Ma Il bambino indaco non guarda solo al legame genitore-figlio: nella voce di Carlo, nella sua disperazione, non c’è solo un padre che deve salvare il suo bambino; c’è anche quella di un uomo che vede sgretolarsi l’immagine del proprio amore, della donna che ha creduto perfetta e inscalfibile ed è invece fragilissima. «Cosa c’è di più semplice che innamorarsi? – si chiede Elena Stancanelli nella sua recensione al libro – Cosa c’è di più pericoloso? […] Consegnare la propria vita nelle mani di uno sconosciuto – la cui unica referenza è il desiderio, l’attrazione che proviamo per lui – è il modo in cui il nostro tempo declina il sostantivo amore, e persino famiglia». In fondo, l’appuntamento al buio al quale partecipano Carlo e Isabel non è molto lontano dalla scommessa che facciamo tutti, ogni volta che accettiamo di amare qualcuno.
Al suo quarto romanzo, Marco Franzoso ci regala una storia di amore estremo e di estrema sofferenza, e ci racconta cosa succede quando il male si annida lì dove dovrebbe esserci la più infinita tenerezza.

Il libro


Il bambino indaco - copertina

Marco Franzoso


Il bambino indaco


2012
I coralli
pp. 141
€ 16,00
ISBN 9788806210144

«Chi sei?, chiedo silenziosamente. Qual è il tuo segreto? Perché non ti conosco?»
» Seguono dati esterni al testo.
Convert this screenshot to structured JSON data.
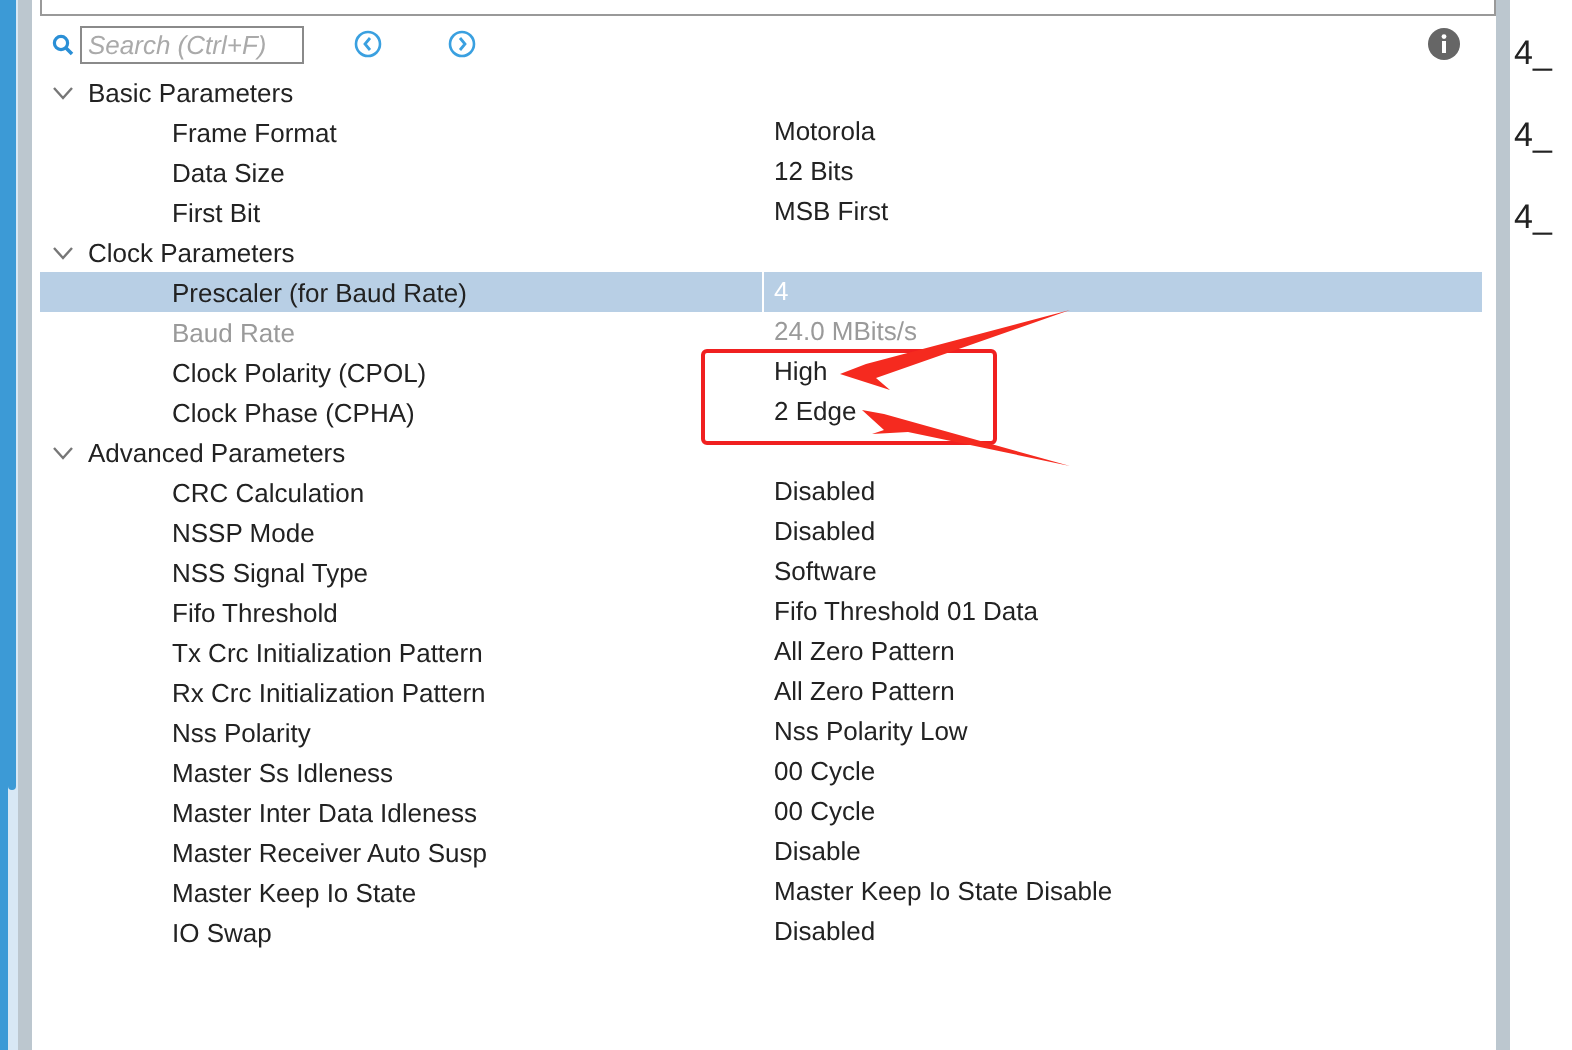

«Ho attraversato questa storia sotto tensione fino all'ultima pagina. Poi non ho smesso di tornarci col pensiero. Ho pensato che ci sono due vie per attraversare la vita. E non è possibile sceglierle, perché le decide il destino. La prima, la piú diffusa, è quella delle esperienze universali che bussano alla nostra porta. Arriva la nascita, arriva l'amore, arriva la morte. Da uno vanno vestite di blu, da un altro di rosso. Le esperienze fondamentali sono le stesse per tutti, anche se succedono in mille maniere diverse. A qualcuno invece è dato in sorte tutt'altro. Ci sono persone a cui l'universale si presenta completamente stravolto, irriconoscibile. Forse non è piú l'universale, ma un'altra cosa ancora, incomprensibile, inaudita, che non ha nemmeno nome. Il male si installa dove ci dovrebbe essere la tenerezza, la sicurezza piú fiduciosa. L'orrore sboccia nel piú inaspettato dei luoghi. Il bambino indaco si inoltra in quel luogo impossibile, dove le cose primarie crollano, la vita si sfonda precipitando, e la piú pacifica delle condizioni, l'amore per il proprio figlio, va conquistata con la piú astuta e feroce delle guerre».